Le Nouveau Parti démocratique (NPD) réclame au gouvernement conservateur un soutien accru et stable pour le domaine artistique, une demande qu'il n'a toutefois pas su chiffrer.

Mis à jour le 17 mai 2011
Marie Vastel LA PRESSE CANADIENNE

Un groupe de députés néo-démocrates issus du domaine des arts a convoqué la presse pour présenter le «caucus du milieu des arts» du parti, mardi, en arguant que ce groupe de personnes d'expérience saurait défendre les intérêts de l'industrie artistique puisqu'elles y ont elles-mêmes oeuvré.

Mais les élus ont peiné à offrir davantage que des présentations, en point de presse.

Affirmant vouloir augmenter le financement du Conseil des arts du Canada, le porte-parole du NPD en matière de culture, Charlie Angus, ne connaissait pas les chiffres du budget actuel du conseil -180 millions de dollars- ni à quelle hauteur son parti aimerait le voir bonifié.

Les néo-démocrates ont également indiqué vouloir demander aux conservateurs majoritaires de Stephen Harper de mettre en oeuvre un étalement du revenu pour les artistes.

La mesure serait en place depuis 2004 au Québec et permettrait aux artistes d'étirer le revenu important d'une année sur plusieurs, afin d'éviter de tomber à sec s'ils sentent que les années suivantes risquent d'être moins fructueuses.

«Quelle est notre exportation première? Est-ce que c'est le pétrole? Est-ce que c'est le gaz? Ou est-ce que ce sont Justin Bieber, et Arcade Fire et le Cirque du Soleil?», a lancé M. Angus, en soulignant que trop d'artistes -dont le salaire moyen est souvent sous le seuil de la pauvreté- quittent le pays faute d'étalement du revenu.

Mais là encore, les néo-démocrates dépêchés en point de presse n'avaient que peu de détails sur le programme.

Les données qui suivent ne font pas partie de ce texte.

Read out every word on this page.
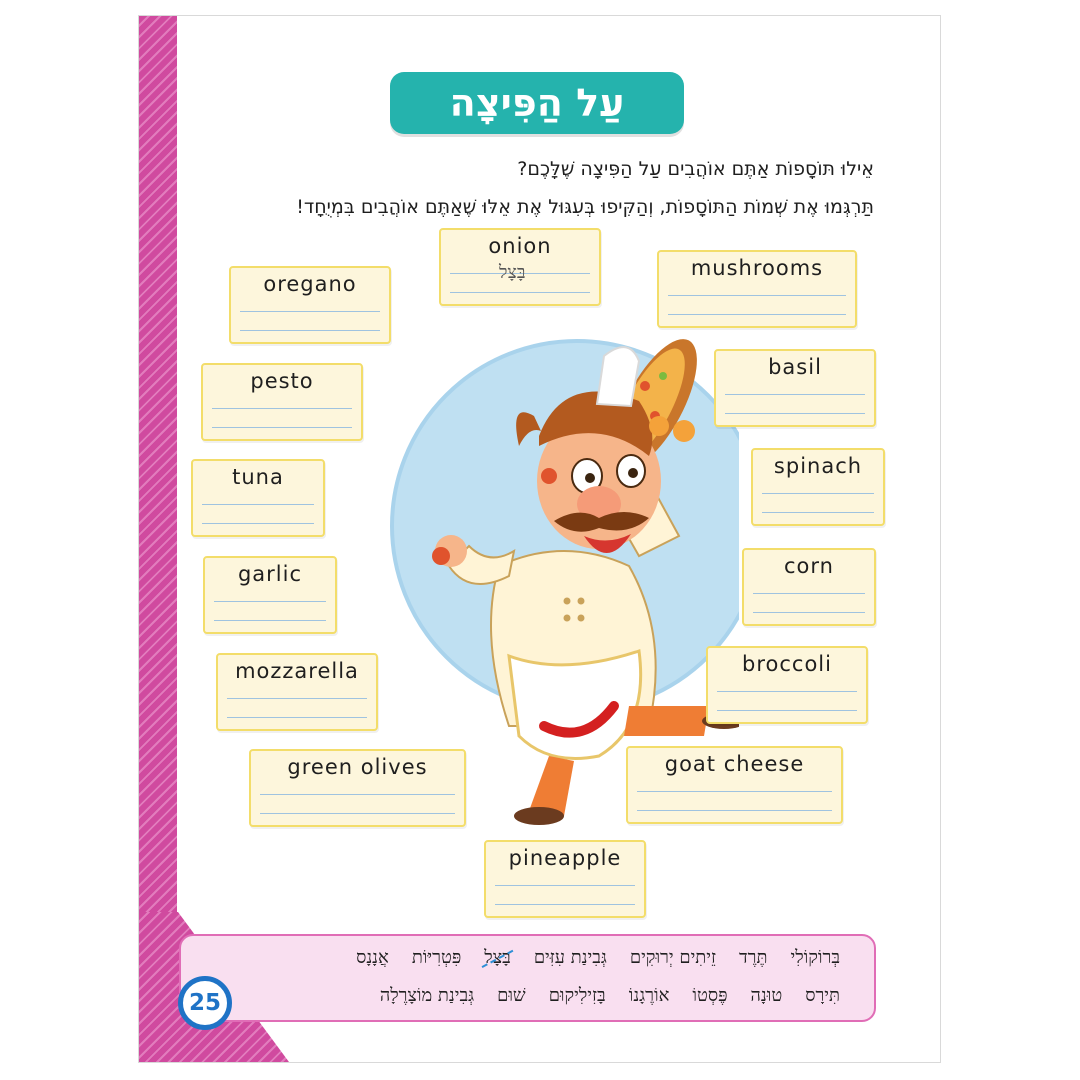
עַל הַפִּיצָה
אֵילוּ תּוֹסָפוֹת אַתֶּם אוֹהֲבִים עַל הַפִּיצָה שֶׁלָּכֶם?
תַּרְגְּמוּ אֶת שְׁמוֹת הַתּוֹסָפוֹת, וְהַקִּיפוּ בְּעִגּוּל אֶת אֵלּוּ שֶׁאַתֶּם אוֹהֲבִים בִּמְיֻחָד!
onion
בָּצָל	mushrooms
oregano
pesto
basil
tuna	spinach
garlic	corn
mozzarella	broccoli
green olives	goat cheese
pineapple
בְּרוֹקוֹלִי
תֶּרֶד
זֵיתִים יְרוּקִים
גְּבִינַת עִזִּים
בָּצָל
פִּטְרִיּוֹת
אֲנָנָס
תִּירָס
טוּנָה
פֶּסְטוֹ
אוֹרֶגָנוֹ
בָּזִילִיקוּם
שׁוּם
גְּבִינַת מוֹצָרֶלָה
25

Un attaché de presse a été forcé d'envoyer un mince complément d'information par courriel, quelques heures plus tard.

Questionnés à savoir la raison pour laquelle les députés avaient convoqué les médias, ceux-ci ont plaidé que c'était pour présenter les nouveaux membres de leur caucus, qui comptent plusieurs personnes issues directement du domaine artistique. Mais pas pour faire d'annonce ou de promesse.

Les députés se sont défendus de tenir un point de presse sans y être préparés.

«En cette première journée, premier passage à Ottawa, il va falloir se pencher là-dessus et observer tous les chiffres qui sont en place. Notre rôle ce sera de s'assurer qu'on aura notre juste part au niveau culturel dans les budgets fédéraux», a plaidé le nouvel élu de Longueuil-Pierre-Boucher, l'ancien directeur artistique du Cirque du Soleil Musique, Pierre Nantel.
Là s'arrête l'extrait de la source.